As for her troubles she simply embraced them and turned them into fine songs that were made supreme by her mesmerising voice.

Without her dreadful experiences we wouldn’t have got the songs.

9 responses to “Saying Kaddish for Amy.

  1. A sad loss. She could have been a superstar. But life in the fast lane isn’t without problems or temptations…

  2. Devilish Advocate


    It hasn’t been ascertained that Amy died from “natural causes”. If she had of done, that is what the PM would have recorded. The cause of death is “unascertained pending tests” which will either be for toxicology and / or histology. I suspect that she may have died from alcohol poisoning or a drugs overdose, or something like a cocaine heart – none of which are natural causes of death.

    • richardmillett

      Thanks, Devilish. Some newspapers are suggesting she might have died from shock to her body due to withdrawal symptoms. Is that possible? Seems remote to me.

  3. Roberta Moore

    Too young to die. But this is what drugs do to you.
    A pity to lose such a talented girl.

    RIP Amy!

  4. Hi Richard,

    Thank you for this wonderful page. How wonderful that for once I can fully agree with my old friend Gert.

    I would just make one point about the kaddish, which you describe as a “mourner’s prayer”. originally the custom was for mourners to lead the prayers in synagogue during the week, however, some couldn’t and often there were just too many for them all to be cantors. Therefore, one prayer – the kaddish – was given to them.
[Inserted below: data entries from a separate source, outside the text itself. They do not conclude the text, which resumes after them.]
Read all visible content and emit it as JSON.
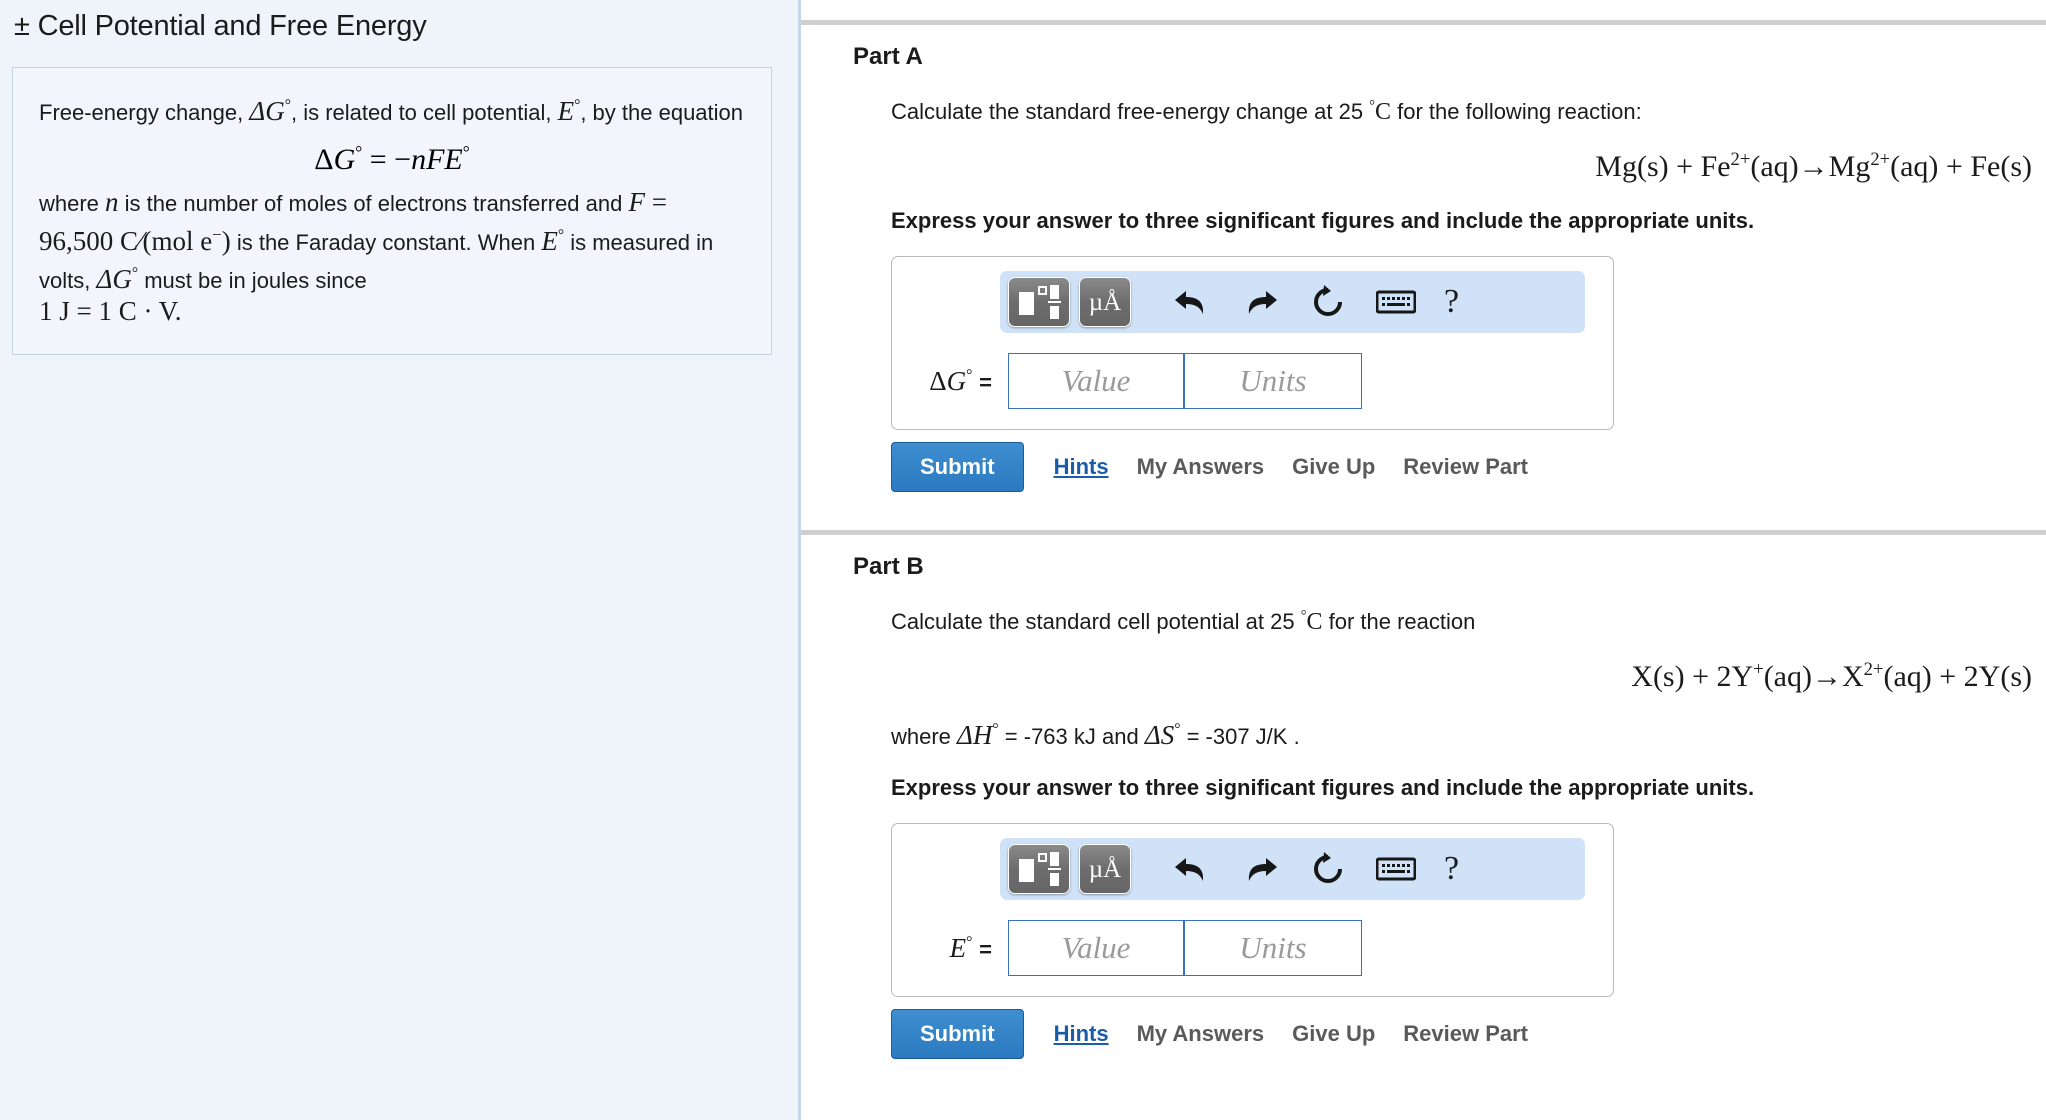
{
  "left": {
    "title": "± Cell Potential and Free Energy",
    "intro_a": "Free-energy change, ",
    "dG_symbol": "ΔG",
    "intro_b": ", is related to cell potential, ",
    "E_symbol": "E",
    "intro_c": ", by the equation",
    "equation": "ΔG° = −nFE°",
    "where_a": "where ",
    "n_symbol": "n",
    "where_b": " is the number of moles of electrons transferred and ",
    "faraday": "F = 96,500 C/(mol e⁻)",
    "where_c": " is the Faraday constant. When ",
    "where_d": " is measured in volts, ",
    "where_e": " must be in joules since ",
    "joule_eq": "1 J = 1 C · V."
  },
  "parts": [
    {
      "label": "Part A",
      "prompt_pre": "Calculate the standard free-energy change at 25 ",
      "prompt_temp": "°C",
      "prompt_post": " for the following reaction:",
      "reaction": "Mg(s) + Fe2+(aq)→Mg2+(aq) + Fe(s)",
      "reaction_parts": {
        "r1": "Mg(s) + Fe",
        "r1sup": "2+",
        "r2": "(aq)→Mg",
        "r2sup": "2+",
        "r3": "(aq) + Fe(s)"
      },
      "where_note": "",
      "express": "Express your answer to three significant figures and include the appropriate units.",
      "answer_symbol": "ΔG",
      "answer_degree": "°",
      "answer_equals": "=",
      "value_placeholder": "Value",
      "units_placeholder": "Units",
      "toolbar": {
        "template_icon": "math-template-icon",
        "units_icon": "µÅ",
        "undo_icon": "undo-icon",
        "redo_icon": "redo-icon",
        "reset_icon": "reset-icon",
        "keyboard_icon": "keyboard-icon",
        "help_icon": "?"
      },
      "submit": "Submit",
      "hints": "Hints",
      "my_answers": "My Answers",
      "give_up": "Give Up",
      "review_part": "Review Part"
    },
    {
      "label": "Part B",
      "prompt_pre": "Calculate the standard cell potential at 25 ",
      "prompt_temp": "°C",
      "prompt_post": " for the reaction",
      "reaction": "X(s) + 2Y+(aq)→X2+(aq) + 2Y(s)",
      "reaction_parts": {
        "r1": "X(s) + 2Y",
        "r1sup": "+",
        "r2": "(aq)→X",
        "r2sup": "2+",
        "r3": "(aq) + 2Y(s)"
      },
      "where_pre": "where ",
      "where_dH": "ΔH°",
      "where_mid1": " = -763 kJ and ",
      "where_dS": "ΔS°",
      "where_mid2": " = -307 J/K .",
      "express": "Express your answer to three significant figures and include the appropriate units.",
      "answer_symbol": "E",
      "answer_degree": "°",
      "answer_equals": "=",
      "value_placeholder": "Value",
      "units_placeholder": "Units",
      "toolbar": {
        "template_icon": "math-template-icon",
        "units_icon": "µÅ",
        "undo_icon": "undo-icon",
        "redo_icon": "redo-icon",
        "reset_icon": "reset-icon",
        "keyboard_icon": "keyboard-icon",
        "help_icon": "?"
      },
      "submit": "Submit",
      "hints": "Hints",
      "my_answers": "My Answers",
      "give_up": "Give Up",
      "review_part": "Review Part"
    }
  ],
  "colors": {
    "panel_bg": "#eff4fb",
    "toolbar_bg": "#cfe2f7",
    "submit_blue": "#2b7ac0",
    "link_blue": "#1a5ca8",
    "field_border": "#3b6fc4",
    "divider": "#cfcfcf"
  }
}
    The kaddish is not a mourners prayer, in the sense that it makes no mention of death or any related subject. It is just a beautiful way of exalting our Maker and asking Him to establish His kingship and establish peace.
    I used to think that Jew was being told at his most difficult angry, when it us so natural to feel anger or resentment towards heaven, at that moment to testify to his faith.
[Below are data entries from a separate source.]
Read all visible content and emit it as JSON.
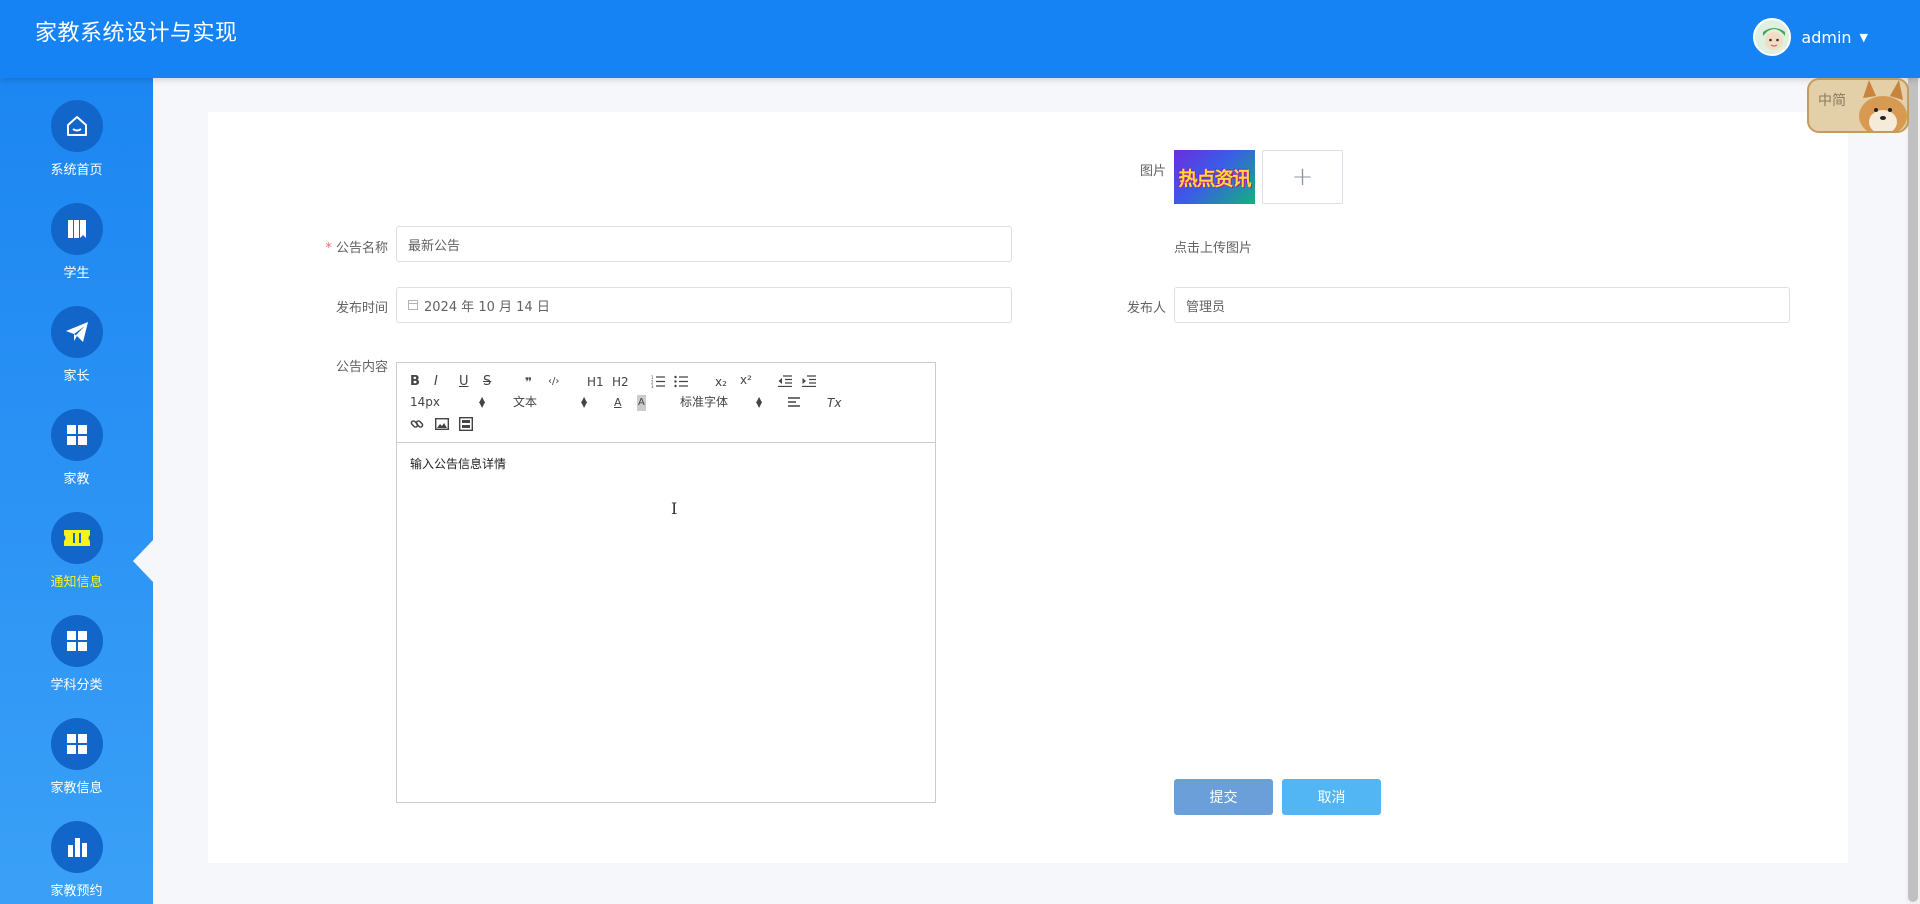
{
  "app": {
    "title": "家教系统设计与实现"
  },
  "user": {
    "name": "admin"
  },
  "sidebar": {
    "items": [
      {
        "label": "系统首页",
        "icon": "home-icon"
      },
      {
        "label": "学生",
        "icon": "book-icon"
      },
      {
        "label": "家长",
        "icon": "paper-plane-icon"
      },
      {
        "label": "家教",
        "icon": "grid-icon"
      },
      {
        "label": "通知信息",
        "icon": "ticket-icon",
        "active": true
      },
      {
        "label": "学科分类",
        "icon": "grid-icon"
      },
      {
        "label": "家教信息",
        "icon": "grid-icon"
      },
      {
        "label": "家教预约",
        "icon": "bar-chart-icon"
      }
    ]
  },
  "form": {
    "image_label": "图片",
    "thumbnail_text": "热点资讯",
    "upload_plus": "+",
    "upload_hint": "点击上传图片",
    "name_label": "公告名称",
    "name_value": "最新公告",
    "time_label": "发布时间",
    "time_value": "2024 年 10 月 14 日",
    "publisher_label": "发布人",
    "publisher_value": "管理员",
    "content_label": "公告内容",
    "content_value": "输入公告信息详情",
    "submit_label": "提交",
    "cancel_label": "取消"
  },
  "editor_toolbar": {
    "bold": "B",
    "italic": "I",
    "underline": "U",
    "strike": "S",
    "blockquote": "❞",
    "code": "‹/›",
    "h1": "H1",
    "h2": "H2",
    "sub": "x₂",
    "sup": "x²",
    "clean": "Tx",
    "size": "14px",
    "header_select": "文本",
    "font_select": "标准字体"
  },
  "mascot": {
    "text": "中简"
  },
  "colors": {
    "header": "#1683f5",
    "sidebar_active_text": "#f5f31e",
    "required_star": "#f56c6c",
    "submit_button": "#6b9fd9",
    "cancel_button": "#52b6f4"
  }
}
    After my father died I was forced to further research the topic and discovered that the secret of the kaddish prayer was far simpler. Every human being must sanctify and praise G-d during his life, when one of us dies there is one servant of G-d less and no longer enough kedusha or sanctity in His world. The purpose of the kaddish is to help to restore this equilibrium.

    May Amy’s family be comforted with all others who mourn for Zion and Jerusalem and may we all see in our lifetimes the realization of the final line of the kaddish:

    “He who makes peace in His high holy places, may He bring peace upon us, and upon all Israel……”

  5. richardmillett

    Thanks, as ever, Daniel. Maybe “Sitting Shiva for Amy” would have been a more successful metaphor to use.

  6. Jon Belinfante

    A well written blog article. I would rather we just waited for the results for the post-morterm.
    What I find so sad was here was a young lady that really just wanted to love and be loved and to sing. It is a sad loss of another lovely young person who really just wanted to be happy and give happiness.
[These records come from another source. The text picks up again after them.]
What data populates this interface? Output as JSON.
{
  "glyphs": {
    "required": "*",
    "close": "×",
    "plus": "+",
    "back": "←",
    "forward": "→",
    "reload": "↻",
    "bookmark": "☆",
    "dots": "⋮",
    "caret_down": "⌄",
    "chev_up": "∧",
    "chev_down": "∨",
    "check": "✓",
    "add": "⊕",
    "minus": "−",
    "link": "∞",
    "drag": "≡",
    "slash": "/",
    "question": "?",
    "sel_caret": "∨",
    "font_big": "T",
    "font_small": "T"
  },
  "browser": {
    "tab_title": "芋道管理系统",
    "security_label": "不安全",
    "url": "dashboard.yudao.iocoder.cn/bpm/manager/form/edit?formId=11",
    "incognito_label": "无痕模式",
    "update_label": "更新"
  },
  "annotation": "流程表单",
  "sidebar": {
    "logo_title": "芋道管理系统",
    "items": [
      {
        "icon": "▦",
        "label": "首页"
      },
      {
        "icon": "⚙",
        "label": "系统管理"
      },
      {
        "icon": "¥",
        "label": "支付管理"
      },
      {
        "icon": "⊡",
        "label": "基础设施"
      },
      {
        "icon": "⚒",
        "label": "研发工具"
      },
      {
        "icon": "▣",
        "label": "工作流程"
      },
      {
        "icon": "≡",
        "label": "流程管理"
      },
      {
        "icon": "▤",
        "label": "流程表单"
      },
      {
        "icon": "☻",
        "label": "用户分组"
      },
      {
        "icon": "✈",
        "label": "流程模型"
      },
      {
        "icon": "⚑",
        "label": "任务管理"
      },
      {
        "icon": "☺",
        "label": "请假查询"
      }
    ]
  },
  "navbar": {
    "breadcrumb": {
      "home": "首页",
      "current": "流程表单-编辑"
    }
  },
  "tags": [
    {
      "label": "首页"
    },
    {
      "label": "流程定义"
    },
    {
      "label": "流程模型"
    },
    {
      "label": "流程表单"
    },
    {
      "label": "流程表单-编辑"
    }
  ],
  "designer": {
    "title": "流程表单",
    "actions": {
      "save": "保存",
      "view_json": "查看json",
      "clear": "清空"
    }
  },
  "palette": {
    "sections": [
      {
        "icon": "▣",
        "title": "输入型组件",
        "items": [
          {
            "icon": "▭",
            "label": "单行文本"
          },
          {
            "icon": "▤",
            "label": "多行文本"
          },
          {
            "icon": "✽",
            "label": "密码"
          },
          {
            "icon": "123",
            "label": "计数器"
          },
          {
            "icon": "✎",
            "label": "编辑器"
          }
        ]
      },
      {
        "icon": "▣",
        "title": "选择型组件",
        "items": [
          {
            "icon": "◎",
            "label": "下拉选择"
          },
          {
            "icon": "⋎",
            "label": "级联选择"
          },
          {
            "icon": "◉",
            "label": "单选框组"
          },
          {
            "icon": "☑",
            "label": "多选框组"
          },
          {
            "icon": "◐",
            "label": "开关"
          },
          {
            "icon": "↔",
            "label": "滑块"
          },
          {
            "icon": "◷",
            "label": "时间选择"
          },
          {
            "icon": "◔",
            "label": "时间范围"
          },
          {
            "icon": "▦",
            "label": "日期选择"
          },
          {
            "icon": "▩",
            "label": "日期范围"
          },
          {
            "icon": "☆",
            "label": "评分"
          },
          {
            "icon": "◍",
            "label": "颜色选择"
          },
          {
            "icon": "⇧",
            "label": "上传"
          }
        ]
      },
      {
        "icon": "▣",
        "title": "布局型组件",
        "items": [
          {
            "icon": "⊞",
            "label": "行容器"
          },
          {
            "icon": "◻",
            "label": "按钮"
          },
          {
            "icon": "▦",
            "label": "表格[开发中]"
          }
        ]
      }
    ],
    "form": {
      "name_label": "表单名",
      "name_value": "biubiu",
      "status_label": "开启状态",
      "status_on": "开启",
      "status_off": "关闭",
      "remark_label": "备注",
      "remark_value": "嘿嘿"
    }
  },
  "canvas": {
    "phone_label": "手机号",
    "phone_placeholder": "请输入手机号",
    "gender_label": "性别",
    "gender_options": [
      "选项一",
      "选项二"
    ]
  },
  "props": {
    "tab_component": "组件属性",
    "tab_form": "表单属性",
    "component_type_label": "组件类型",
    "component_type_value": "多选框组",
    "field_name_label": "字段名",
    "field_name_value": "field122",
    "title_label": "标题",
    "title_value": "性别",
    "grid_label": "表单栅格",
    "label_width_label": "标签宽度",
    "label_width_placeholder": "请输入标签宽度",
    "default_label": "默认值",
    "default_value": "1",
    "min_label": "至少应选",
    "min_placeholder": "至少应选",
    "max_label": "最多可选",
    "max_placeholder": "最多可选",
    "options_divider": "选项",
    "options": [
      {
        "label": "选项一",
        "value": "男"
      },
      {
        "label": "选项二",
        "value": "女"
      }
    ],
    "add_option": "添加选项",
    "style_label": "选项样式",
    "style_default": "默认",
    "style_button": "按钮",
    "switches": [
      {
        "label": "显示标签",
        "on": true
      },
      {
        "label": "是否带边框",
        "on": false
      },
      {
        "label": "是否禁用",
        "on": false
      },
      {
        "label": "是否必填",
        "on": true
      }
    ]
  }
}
  7. You raise an interesting question Jon, as to whether the wish to “be happy and give happiness” is reason enough. Perhaps those who are lucky enough to live higher up on Maslow’s hierarchy of needs, need more.

    When a man\woman is struggling to put bread on the table, there isn’t much time to think about the meaning of life. But when our basic needs are taken care of, perhaps our soul craves for a greater depth than the happiness that alcohol and drugs might temporarily provide.

    To be sure, I’m not talking about Amy as I know nothing of her or her life. Just a musing.

  8. Devilish Advocate


    You’re right. If her body had just given out like that, she would have died from a heart attack of some description, or a fit – neither of which was found at the PM.

    Jon – We *have* the results of the PM – and it didn’t disclose a cause of death, hence toxicology (and possibly histology) has been taken. The results will be available in a few weeks. They MAY disclose a cause of death, but then again, they may not. Some causes of death are simply unascertainable.